Cour de justice de l’Union européenne, le 20 décembre 2017, n°C-277/16

La Cour de justice de l’Union européenne, par un arrêt du 13 décembre 2018, précise l’étendue des pouvoirs des autorités réglementaires nationales en télécommunications. L’affaire traite des obligations d’orientation des prix en fonction des coûts imposées aux opérateurs disposant d’une puissance significative sur le marché.

Une autorité de régulation a imposé à une entreprise puissante de fixer ses tarifs de terminaison d’appel vocal mobile selon les coûts supportés. Le régulateur a ensuite réduit ces prix sous le niveau des dépenses réelles pour atteindre des objectifs de concurrence et d’efficacité économique.

L’opérateur a contesté cette décision devant le tribunal régional de Varsovie qui a annulé la modification tarifaire par un jugement du 27 mai 2013. La cour d’appel de Varsovie a réformé cette solution le 7 mai 2014 en validant la compétence du régulateur pour corriger les tarifs présentés. La Cour suprême nationale a sursis à statuer pour interroger le juge européen sur l’interprétation des articles 8 et 13 de la directive « accès ».

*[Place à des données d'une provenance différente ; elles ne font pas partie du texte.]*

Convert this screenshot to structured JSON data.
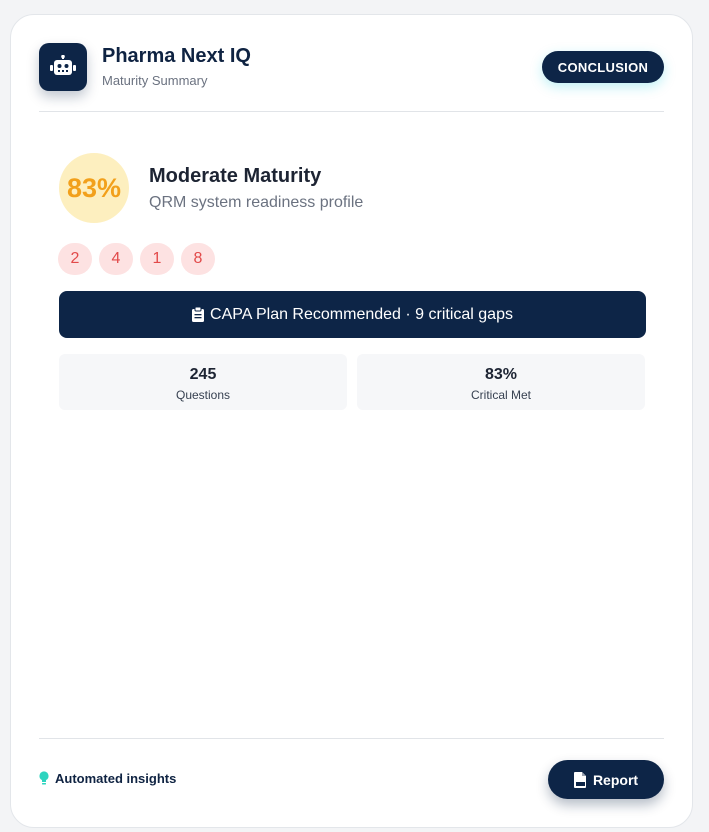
{
  "header": {
    "title": "Pharma Next IQ",
    "subtitle": "Maturity Summary",
    "conclusion_label": "CONCLUSION",
    "app_icon": "robot-icon"
  },
  "score": {
    "value": "83%",
    "label": "Moderate Maturity",
    "description": "QRM system readiness profile",
    "color": "#f2a01b"
  },
  "badges": [
    "2",
    "4",
    "1",
    "8"
  ],
  "capa": {
    "icon": "clipboard-icon",
    "text": "CAPA Plan Recommended · 9 critical gaps"
  },
  "stats": [
    {
      "value": "245",
      "label": "Questions"
    },
    {
      "value": "83%",
      "label": "Critical Met"
    }
  ],
  "footer": {
    "insights_icon": "lightbulb-icon",
    "insights_label": "Automated insights",
    "report_icon": "pdf-file-icon",
    "report_label": "Report"
  },
  "colors": {
    "primary": "#0d2547",
    "badge_bg": "#fde2e2",
    "badge_text": "#e24a4a",
    "accent": "#2dd4bf"
  }
}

La question posée concerne la légalité d’un tarif inférieur aux coûts réels et la validité d’un contrôle périodique préalable à l’application commerciale effective. La Cour examine si le respect des droits fondamentaux autorise une autorité administrative à imposer une actualisation annuelle des tarifs fondée sur des modèles théoriques.

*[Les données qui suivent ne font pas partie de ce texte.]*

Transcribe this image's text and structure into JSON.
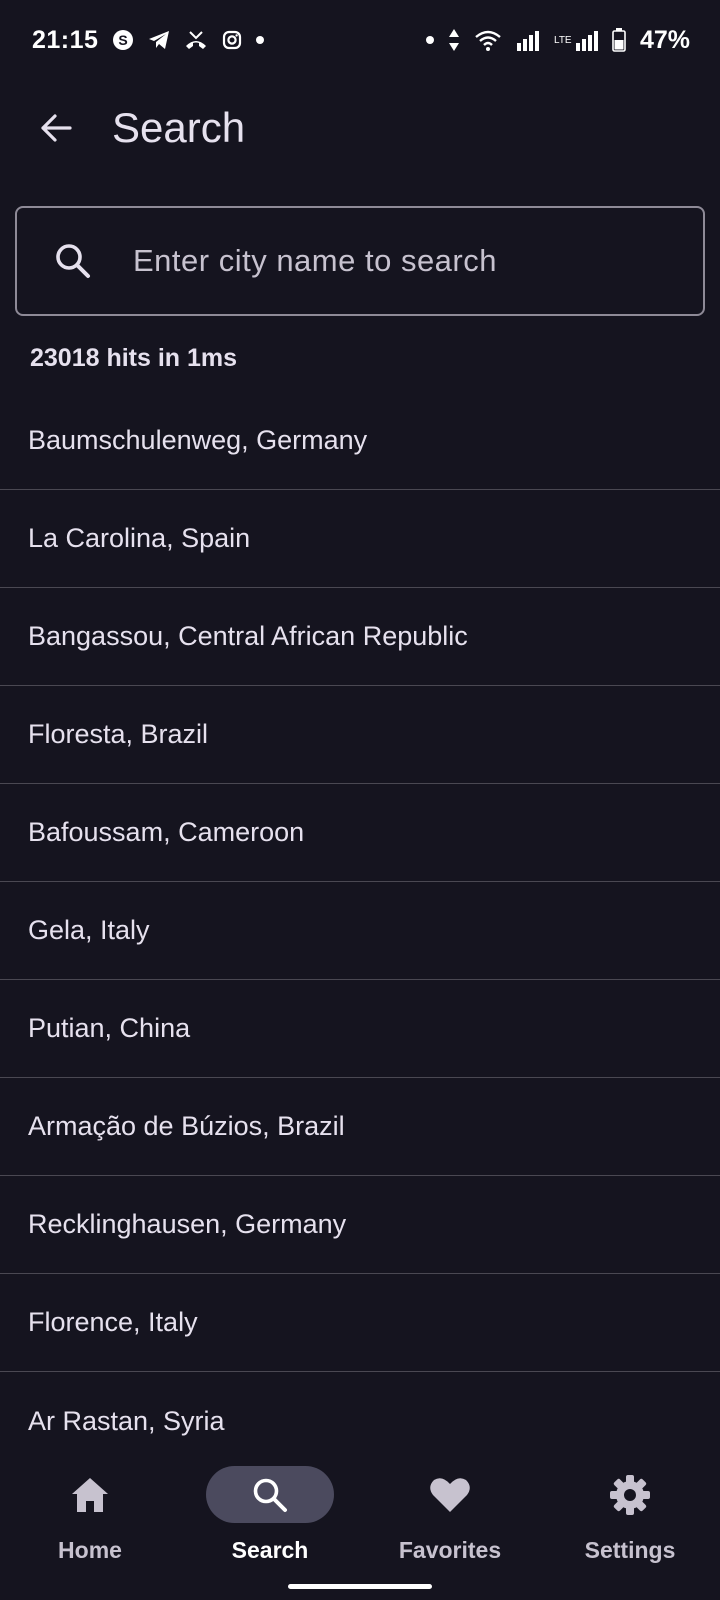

Le juge européen affirme qu’un régulateur peut fixer des prix inférieurs aux coûts supportés s’ils excèdent ceux d’un opérateur gérant ses activités efficacement. L’étude de cette solution conduit à analyser la prééminence de l’efficacité économique (I), puis les modalités de mise en œuvre du contrôle tarifaire (II).

I. L’affirmation de la primauté de l’efficacité économique sur les coûts réels

A. La consécration du critère de l’opérateur efficace

La Cour souligne que l’obligation d’orientation ne garantit pas le recouvrement intégral des dépenses exposées par l’entreprise régulée pour ses prestations de services. Elle précise que « les [autorités réglementaires nationales] calculent les coûts de la fourniture d’une prestation efficace et peuvent utiliser des méthodes de comptabilisation des coûts distinctes ». Le juge européen valide ainsi le recours à un modèle théorique performant pour fixer les plafonds tarifaires imposés aux acteurs dominants du secteur. Cette approche privilégie les bénéfices retirés par les consommateurs finaux plutôt que la préservation de la rentabilité individuelle des structures économiques moins compétitives.

B. La marge d’appréciation étendue des autorités de régulation

L’autorité de régulation dispose d’une latitude importante pour déterminer les méthodologies de tarification visant à favoriser une concurrence durable sur les marchés nationaux. Le juge affirme que « le législateur de l’Union a confié aux [autorités] une marge d’appréciation étendue dans le choix des mesures de contrôle des prix ». La décision confirme que le régulateur peut légitimement imposer des tarifs inférieurs aux coûts réels si ceux-ci dépassent les standards d’une gestion optimisée. L’objectif de promotion de l’efficacité économique justifie cette intrusion dans la gestion financière des entreprises disposant d’un poids prépondérant sur le marché.

Cette rigueur dans la fixation du niveau des prix s’accompagne d’un encadrement strict des procédures de vérification et d’ajustement par l’administration compétente.

II. L’encadrement des modalités de mise en œuvre du contrôle tarifaire

A. La validité du contrôle périodique et préalable

Le droit de l’Union permet aux autorités d’imposer une actualisation annuelle des tarifs fondée sur les données comptables les plus récentes du marché. La Cour estime qu’une « obligation d’adaptation annuelle de prix préalablement fixés est susceptible de répondre » aux évolutions rapides caractérisant le domaine des communications électroniques. Ce contrôle périodique assure la transparence des actes administratifs tout en garantissant un niveau suffisant de sécurité juridique pour l’ensemble des opérateurs. La mesure doit rester proportionnée à la nature du problème constaté et contribuer effectivement aux objectifs de régulation définis par la directive cadre.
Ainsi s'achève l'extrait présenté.